Seçimi floresan Ca 2 + göstergesi

Oregon Yeşil 488 BAPTA-1 (i) diğer göstergeleri (örneğin Fluo-4 ve Kalsiyum Yeşil) 1 ile karşılaştırıldığında, parlak, çünkü AM Ca 2 + göstergesi seçildi, (ii) Ca 2 fizyolojik değişimlere duyarlıdır + konsantrasyonu (iii) yükleri çok sayıda düz kas hücreleri, düz kas hücre izlenebilir Kaplin sağlayan, hücre içi Ca 2 + konsantrasyonu [Ca 2 +] i (örneğin, vaz deferens 2) benzer büyüklükte 1 K d Ancak, Oregon Yeşil 488 BAPTA 1:00 olmayan bir ratioable Ca 2 + göstergesi, gibi kolayca mutlak belirlemek için kullanılan olamaz [Ca 2 +]. Ayrıca, Ca 2 + mevcut ise yüksek konsantrasyonlarda tampon ve [Ca 2 +] yüksek genlik değişiklikleri ile doymuş olur.

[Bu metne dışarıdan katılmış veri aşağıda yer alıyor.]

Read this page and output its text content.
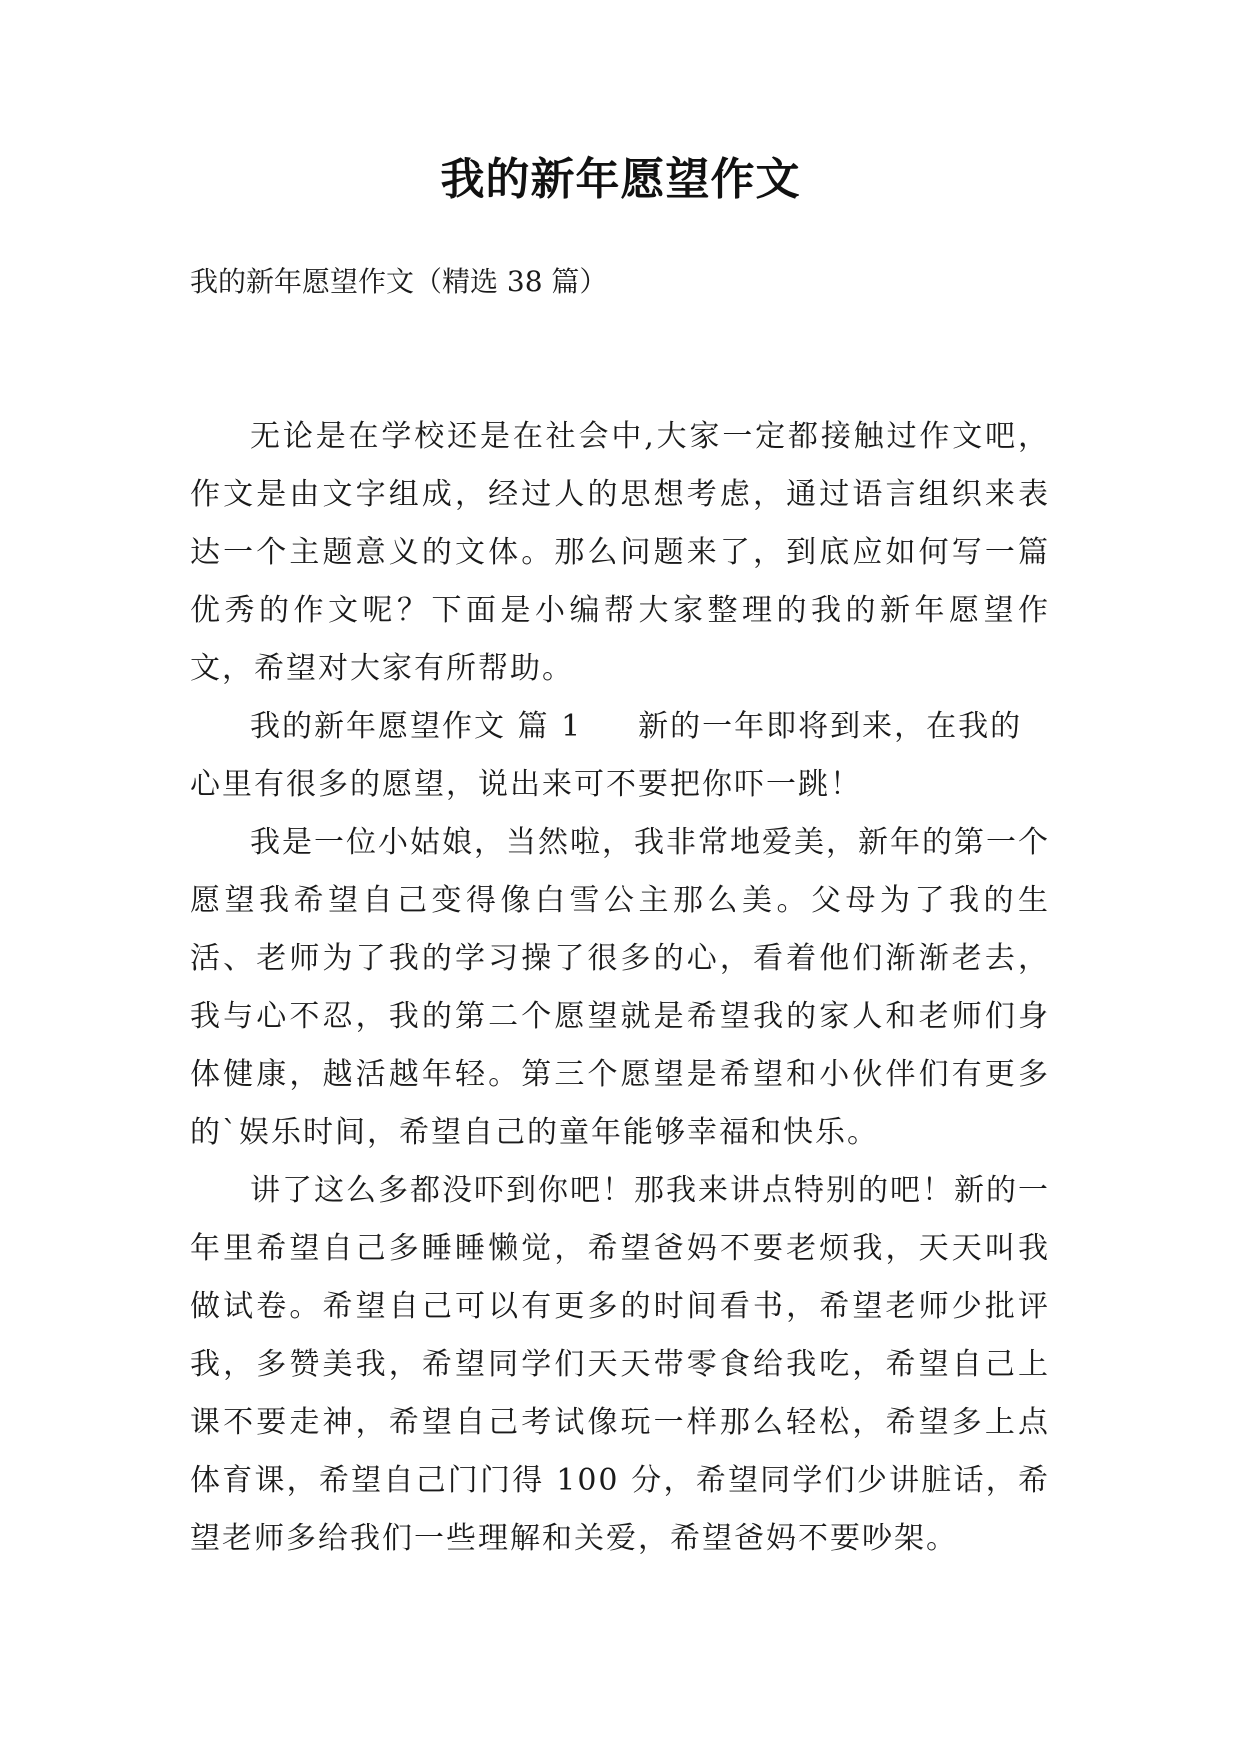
我的新年愿望作文

我的新年愿望作文（精选 38 篇）

无论是在学校还是在社会中,大家一定都接触过作文吧，作文是由文字组成，经过人的思想考虑，通过语言组织来表达一个主题意义的文体。那么问题来了，到底应如何写一篇优秀的作文呢？下面是小编帮大家整理的我的新年愿望作文，希望对大家有所帮助。

我的新年愿望作文 篇 1 新的一年即将到来，在我的心里有很多的愿望，说出来可不要把你吓一跳！

我是一位小姑娘，当然啦，我非常地爱美，新年的第一个愿望我希望自己变得像白雪公主那么美。父母为了我的生活、老师为了我的学习操了很多的心，看着他们渐渐老去，我与心不忍，我的第二个愿望就是希望我的家人和老师们身体健康，越活越年轻。第三个愿望是希望和小伙伴们有更多的`娱乐时间，希望自己的童年能够幸福和快乐。

讲了这么多都没吓到你吧！那我来讲点特别的吧！新的一年里希望自己多睡睡懒觉，希望爸妈不要老烦我，天天叫我做试卷。希望自己可以有更多的时间看书，希望老师少批评我，多赞美我，希望同学们天天带零食给我吃，希望自己上课不要走神，希望自己考试像玩一样那么轻松，希望多上点体育课，希望自己门门得 100 分，希望同学们少讲脏话，希望老师多给我们一些理解和关爱，希望爸妈不要吵架。
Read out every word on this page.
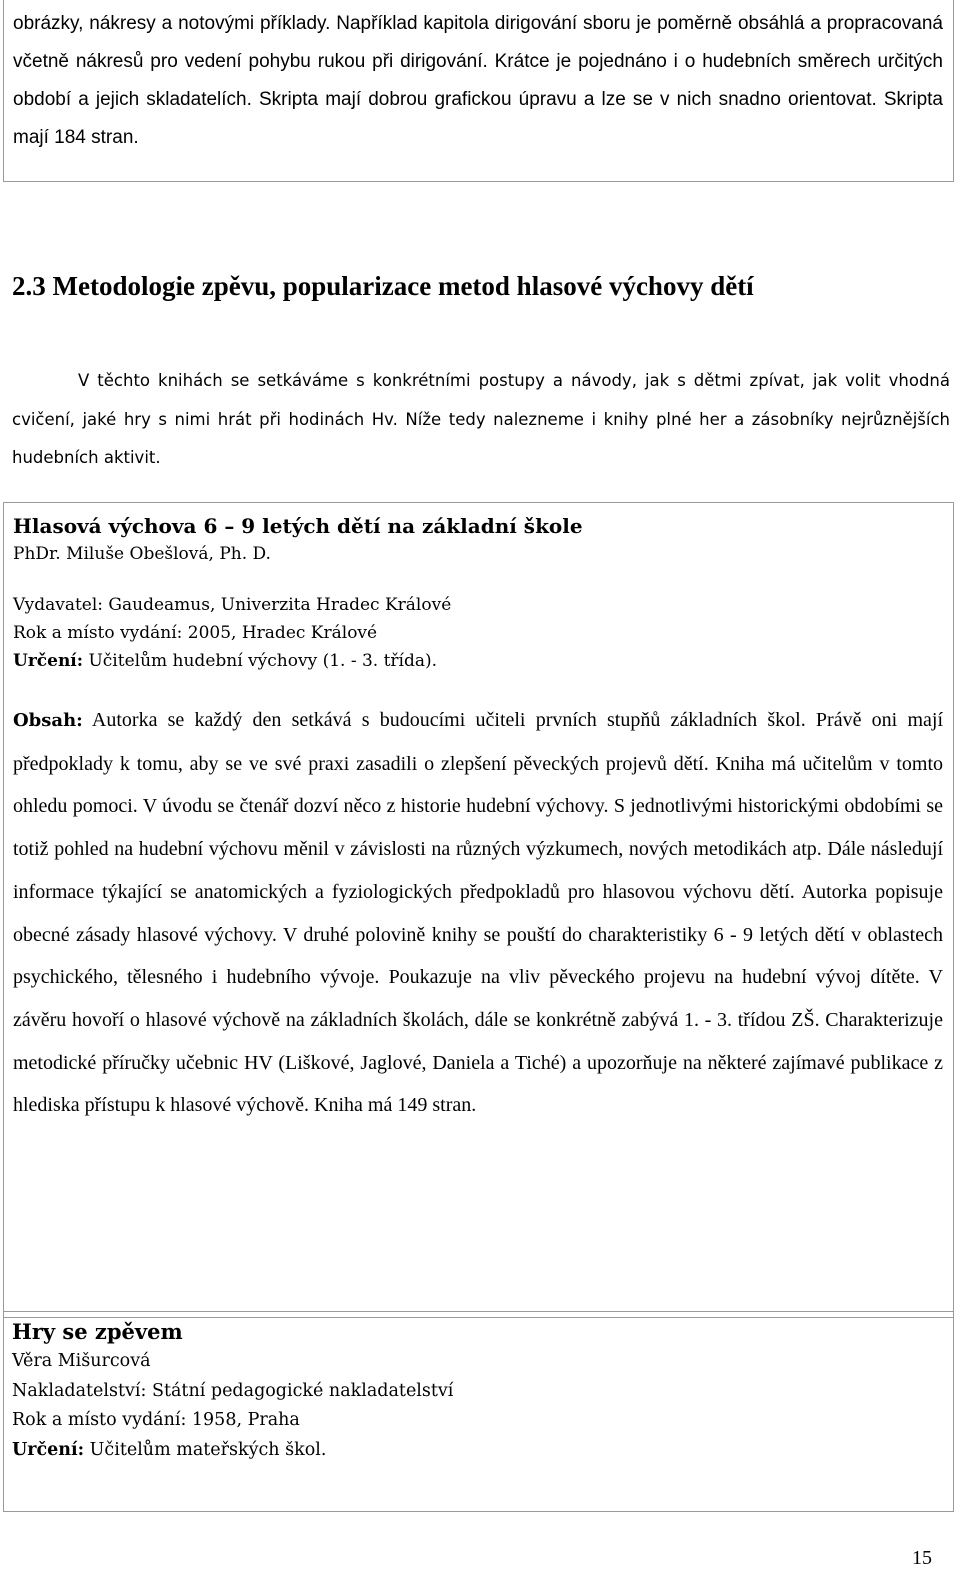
obrázky, nákresy a notovými příklady. Například kapitola dirigování sboru je poměrně obsáhlá a propracovaná včetně nákresů pro vedení pohybu rukou při dirigování. Krátce je pojednáno i o hudebních směrech určitých období a jejich skladatelích. Skripta mají dobrou grafickou úpravu a lze se v nich snadno orientovat. Skripta mají 184 stran.

2.3 Metodologie zpěvu, popularizace metod hlasové výchovy dětí

V těchto knihách se setkáváme s konkrétními postupy a návody, jak s dětmi zpívat, jak volit vhodná cvičení, jaké hry s nimi hrát při hodinách Hv. Níže tedy nalezneme i knihy plné her a zásobníky nejrůznějších hudebních aktivit.

Hlasová výchova 6 – 9 letých dětí na základní škole

PhDr. Miluše Obešlová, Ph. D.

Vydavatel: Gaudeamus, Univerzita Hradec Králové

Rok a místo vydání: 2005, Hradec Králové

Určení: Učitelům hudební výchovy (1. - 3. třída).

Obsah: Autorka se každý den setkává s budoucími učiteli prvních stupňů základních škol. Právě oni mají předpoklady k tomu, aby se ve své praxi zasadili o zlepšení pěveckých projevů dětí. Kniha má učitelům v tomto ohledu pomoci. V úvodu se čtenář dozví něco z historie hudební výchovy. S jednotlivými historickými obdobími se totiž pohled na hudební výchovu měnil v závislosti na různých výzkumech, nových metodikách atp. Dále následují informace týkající se anatomických a fyziologických předpokladů pro hlasovou výchovu dětí. Autorka popisuje obecné zásady hlasové výchovy. V druhé polovině knihy se pouští do charakteristiky 6 - 9 letých dětí v oblastech psychického, tělesného i hudebního vývoje. Poukazuje na vliv pěveckého projevu na hudební vývoj dítěte. V závěru hovoří o hlasové výchově na základních školách, dále se konkrétně zabývá 1. - 3. třídou ZŠ. Charakterizuje metodické příručky učebnic HV (Liškové, Jaglové, Daniela a Tiché) a upozorňuje na některé zajímavé publikace z hlediska přístupu k hlasové výchově. Kniha má 149 stran.

Hry se zpěvem

Věra Mišurcová

Nakladatelství: Státní pedagogické nakladatelství

Rok a místo vydání: 1958, Praha

Určení: Učitelům mateřských škol.

15
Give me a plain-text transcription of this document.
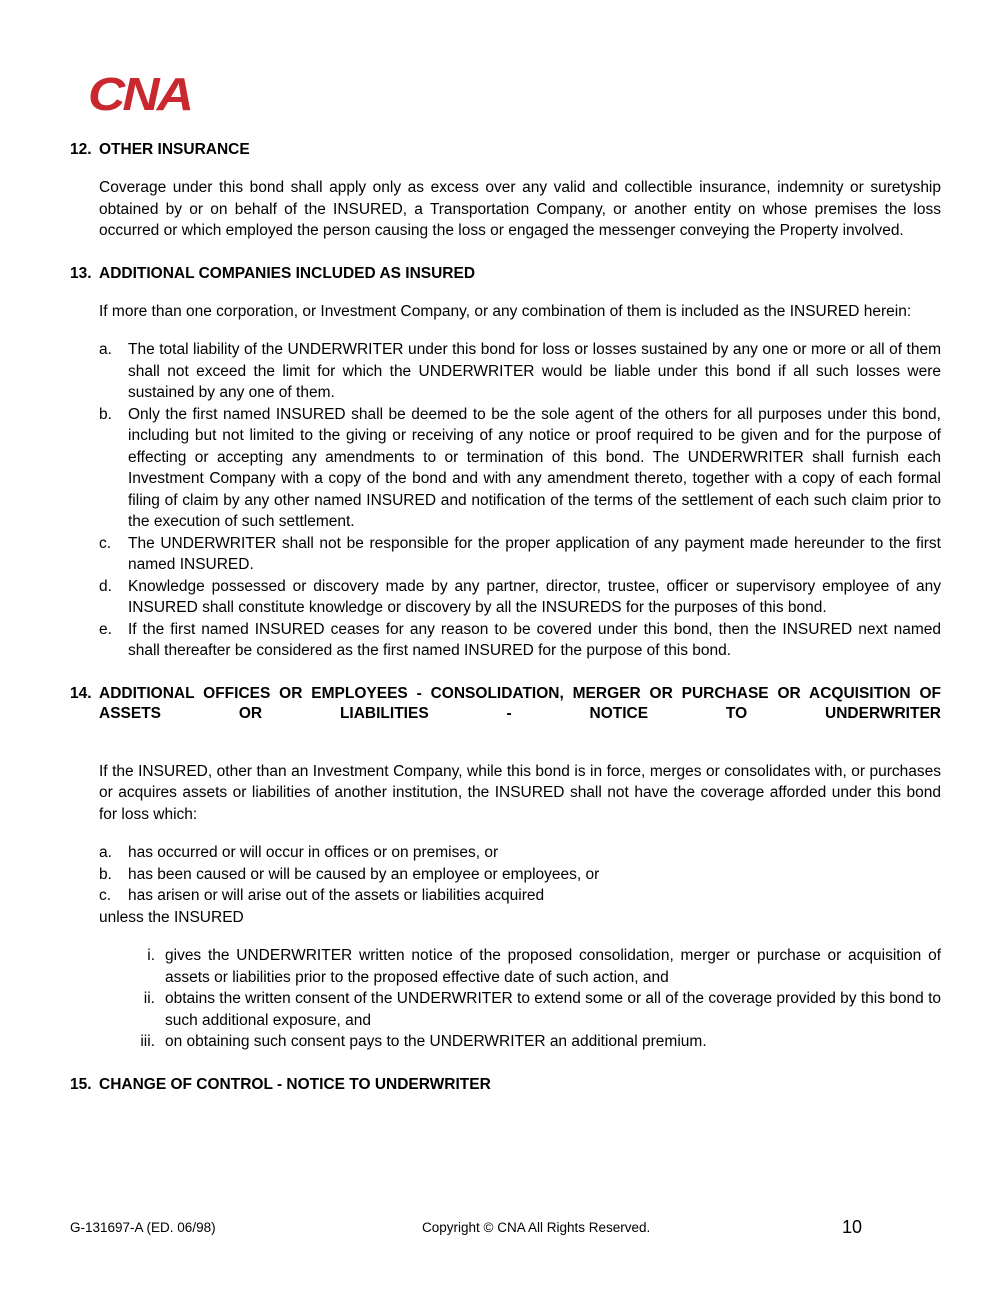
CNA
12. OTHER INSURANCE

Coverage under this bond shall apply only as excess over any valid and collectible insurance, indemnity or suretyship obtained by or on behalf of the INSURED, a Transportation Company, or another entity on whose premises the loss occurred or which employed the person causing the loss or engaged the messenger conveying the Property involved.

13. ADDITIONAL COMPANIES INCLUDED AS INSURED

If more than one corporation, or Investment Company, or any combination of them is included as the INSURED herein:

a.	The total liability of the UNDERWRITER under this bond for loss or losses sustained by any one or more or all of them shall not exceed the limit for which the UNDERWRITER would be liable under this bond if all such losses were sustained by any one of them.
b.	Only the first named INSURED shall be deemed to be the sole agent of the others for all purposes under this bond, including but not limited to the giving or receiving of any notice or proof required to be given and for the purpose of effecting or accepting any amendments to or termination of this bond. The UNDERWRITER shall furnish each Investment Company with a copy of the bond and with any amendment thereto, together with a copy of each formal filing of claim by any other named INSURED and notification of the terms of the settlement of each such claim prior to the execution of such settlement.
c.	The UNDERWRITER shall not be responsible for the proper application of any payment made hereunder to the first named INSURED.
d.	Knowledge possessed or discovery made by any partner, director, trustee, officer or supervisory employee of any INSURED shall constitute knowledge or discovery by all the INSUREDS for the purposes of this bond.
e.	If the first named INSURED ceases for any reason to be covered under this bond, then the INSURED next named shall thereafter be considered as the first named INSURED for the purpose of this bond.
14. ADDITIONAL OFFICES OR EMPLOYEES - CONSOLIDATION, MERGER OR PURCHASE OR ACQUISITION OF ASSETS OR LIABILITIES - NOTICE TO UNDERWRITER

If the INSURED, other than an Investment Company, while this bond is in force, merges or consolidates with, or purchases or acquires assets or liabilities of another institution, the INSURED shall not have the coverage afforded under this bond for loss which:

a.	has occurred or will occur in offices or on premises, or
b.	has been caused or will be caused by an employee or employees, or
c.	has arisen or will arise out of the assets or liabilities acquired

unless the INSURED

i. gives the UNDERWRITER written notice of the proposed consolidation, merger or purchase or acquisition of assets or liabilities prior to the proposed effective date of such action, and
ii. obtains the written consent of the UNDERWRITER to extend some or all of the coverage provided by this bond to such additional exposure, and
iii. on obtaining such consent pays to the UNDERWRITER an additional premium.
15. CHANGE OF CONTROL - NOTICE TO UNDERWRITER
G-131697-A (ED. 06/98)	Copyright © CNA All Rights Reserved.	10
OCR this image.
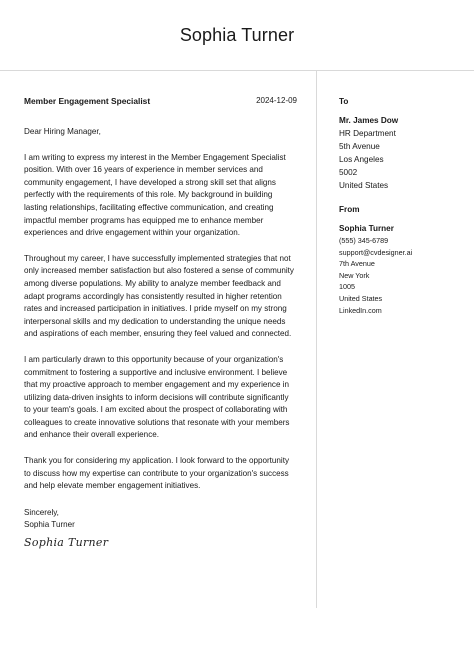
Sophia Turner
Member Engagement Specialist	2024-12-09

Dear Hiring Manager,

I am writing to express my interest in the Member Engagement Specialist position. With over 16 years of experience in member services and community engagement, I have developed a strong skill set that aligns perfectly with the requirements of this role. My background in building lasting relationships, facilitating effective communication, and creating impactful member programs has equipped me to enhance member experiences and drive engagement within your organization.

Throughout my career, I have successfully implemented strategies that not only increased member satisfaction but also fostered a sense of community among diverse populations. My ability to analyze member feedback and adapt programs accordingly has consistently resulted in higher retention rates and increased participation in initiatives. I pride myself on my strong interpersonal skills and my dedication to understanding the unique needs and aspirations of each member, ensuring they feel valued and connected.

I am particularly drawn to this opportunity because of your organization's commitment to fostering a supportive and inclusive environment. I believe that my proactive approach to member engagement and my experience in utilizing data-driven insights to inform decisions will contribute significantly to your team's goals. I am excited about the prospect of collaborating with colleagues to create innovative solutions that resonate with your members and enhance their overall experience.

Thank you for considering my application. I look forward to the opportunity to discuss how my expertise can contribute to your organization's success and help elevate member engagement initiatives.

Sincerely,

Sophia Turner

Sophia Turner
To
Mr. James Dow
HR Department
5th Avenue
Los Angeles
5002
United States
From
Sophia Turner
(555) 345-6789
support@cvdesigner.ai
7th Avenue
New York
1005
United States
LinkedIn.com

Spontan kontraktilite inhibisyonu

Ca 2 + kanalları + L-tipi Ca 2 üzerinden (nifedipin 3 diltiazem 4 örneğin) hareketini engelleyerek düz kas organların kendiliğinden kontraktilite gibi, farmakolojik azaltılmış olabilir. Not bu ilaçların tam hücreli Ca 2 + yanıp söner / transientler genlik büyük ölçüde azaltacaktır .

Vaz daralma öncelikle purinerjik ve noradrenerjik sinir iletiminin bir arada deferens. Ancak, bu doku Odak Ca 2 + transientler noradrenerjik reseptör blokajı (örn. α 1 adrenoseptör, prazosin 5) hareketinin odak Ca 2 + transientler etkilemeden azalabilir duyarsız.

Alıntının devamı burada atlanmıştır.